Après avoir réfuté les moyens du demandeur au pourvoi relatifs à l’urgence qui l’aurait contraint à contracter, la Cour reprend l’examen des éléments factuels afin d’évaluer l’existence d’un éventuel avantage excessif. Par un raisonnement clair, elle s’intéresse aux concessions prévues par le protocole et compare les différentes hypothèses de partage successoral. Si la dévolution légale s’appliquait, le demandeur aurait obtenu 18 623 388 €, contre 9 311 694 € pour chacune de ses cousines. Si le testament de 2014 s’appliquait – comme le soutenait le demandeur au pourvoi – chacun aurait perçu la somme de 10 155 590 €. Enfin, si la validité de la transaction était reconnue, le demandeur aurait obtenu 13 913 564 €, après le versement à ses cousines de la somme de 2 354 912,82 € ; celles-ci percevant alors une somme plus élevée que dans l’hypothèse de la dévolution légale.

La Cour en déduit que l’accord était plus favorable au demandeur que l’application du testament de 2014, tout en ajoutant que les sommes perçues par les cousines ne constituaient pas un avantage manifestement excessif.

Ainsi, dans cet arrêt, la Cour privilégie l’appréciation du déséquilibre manifeste des concessions plutôt qu’une simple constatation de leur existence réciproque, illustrant un mouvement vers un contrôle renforcé du contenu de la transaction.

En d’autres termes, le juge ne se contente plus de vérifier que chaque partie a consenti à un sacrifice en contrepartie d’un avantage.
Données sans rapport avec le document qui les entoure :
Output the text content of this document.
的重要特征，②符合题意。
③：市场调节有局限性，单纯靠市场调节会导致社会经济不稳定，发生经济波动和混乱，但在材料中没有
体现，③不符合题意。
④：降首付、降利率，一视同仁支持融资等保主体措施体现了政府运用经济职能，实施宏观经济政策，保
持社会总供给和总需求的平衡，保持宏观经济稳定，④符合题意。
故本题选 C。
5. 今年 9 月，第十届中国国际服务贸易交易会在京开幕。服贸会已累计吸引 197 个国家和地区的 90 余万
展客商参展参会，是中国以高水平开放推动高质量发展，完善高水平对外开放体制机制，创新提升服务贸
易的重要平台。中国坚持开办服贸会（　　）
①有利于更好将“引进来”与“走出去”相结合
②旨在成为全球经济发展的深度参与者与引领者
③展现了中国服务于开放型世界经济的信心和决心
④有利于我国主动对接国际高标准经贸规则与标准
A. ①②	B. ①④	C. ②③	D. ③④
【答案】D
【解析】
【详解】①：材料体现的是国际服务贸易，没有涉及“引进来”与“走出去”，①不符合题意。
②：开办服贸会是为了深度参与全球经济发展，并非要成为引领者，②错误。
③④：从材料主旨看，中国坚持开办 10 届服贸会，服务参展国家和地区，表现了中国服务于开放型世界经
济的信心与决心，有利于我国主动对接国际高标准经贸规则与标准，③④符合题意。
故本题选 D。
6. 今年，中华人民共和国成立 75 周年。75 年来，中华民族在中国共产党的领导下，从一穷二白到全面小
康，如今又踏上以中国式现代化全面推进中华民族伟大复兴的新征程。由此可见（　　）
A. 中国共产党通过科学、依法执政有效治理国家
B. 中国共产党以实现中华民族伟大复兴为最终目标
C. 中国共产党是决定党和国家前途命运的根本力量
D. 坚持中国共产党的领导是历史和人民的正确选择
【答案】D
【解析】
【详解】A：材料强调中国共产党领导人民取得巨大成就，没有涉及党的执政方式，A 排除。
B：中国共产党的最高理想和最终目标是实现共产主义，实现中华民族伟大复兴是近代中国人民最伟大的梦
Il intervient pour apprécier la proportionnalité de ces sacrifices, s’arrogeant ainsi un rôle d’arbitre de l’équité contractuelle. Dès lors, peut-on encore affirmer que la transaction est la chose des parties ?

Ce raisonnement fait écho au contrôle du déséquilibre significatif en droit de la consommation ou à la lésion en droit des contrats7. La transaction, qui a pour vocation première de clore le litige de manière définitive, se trouve fragilisée par l’immixtion du juge dans l’équilibre des prestations.

Nouvelle atteinte à la force de la transaction

Cette décision confirme une tendance déjà observable, celle de l’affaiblissement progressif de la transaction. En effet, outre la réduction du nombre d’articles dédiés à la transaction, passant de quatorze à huit, la loi J21 a également supprimé la notion d’autorité de la chose jugée8. Cette expression, bien que mal adaptée, traduisait la force de la transaction, assimilée à celle du jugement. Les mutations avaient d’ailleurs déjà été engagées avec l’abrogation de l’article 1441-4 du code de procédure civile – chapitre unique consacré à la transaction – octroyant la force exécutoire à la transaction par le président du tribunal de grande instance9. Plus encore, la jurisprudence a renforcé le contrôle judiciaire sur les transactions homologuées10.

Dans cet arrêt, la Cour adopte une approche pragmatique en privilégiant la force de l’accord pour clore un contentieux successoral complexe. Cependant, en négligeant la spécificité de la transaction, elle soulève une question majeure de sécurité juridique. Dans un contexte où la politique de l’amiable se renforce, la transaction est-elle devenue un instrument de paix illusoire, susceptible d’être aisément remise en cause ? Bien que soucieuse de l’équilibre contractuel dans un contentieux de nature sensible, une telle jurisprudence alimente le doute.

En définitive, il convient d’alerter sur le risque d’insécurité juridique engendré par ce contrôle renforcé, susceptible de dissuader les parties de recourir à la transaction.

 

1. V. Dalloz actualité, 4 févr. 2025, obs. C. Hélaine.
2. Fondements juridiques applicables à la transaction depuis l’abrogation des textes spéciaux, C. civ., art. 2053 anc.
3. La doctrine classique considérait à ce titre qu’elle ne devait pouvoir être remise en cause que de manière exceptionnelle, Rép. civ., Transaction, par L. Thibierge.
4. C. civ., art. 2044.
5. Civ. 1re, 3 mai 2000, n° 98-12.819 ; Com. 27 nov. 2012, n° 11-17.185.
6. V. not., Soc. 18 mai 1999, n° 96-44.628.
7. Bien que la lésion soit en principe exclue en matière transactionnelle, des exceptions existent, not., en cas de partage successoral (C. civ., art. 890).
8. C. civ., art. 2052.
9. Décr. n° 2012-66 du 20 janv. 2012, sauf pour Wallis-et-Futuna.
10. Civ. 1re, 14 sept. 2022, n° 17-15.388.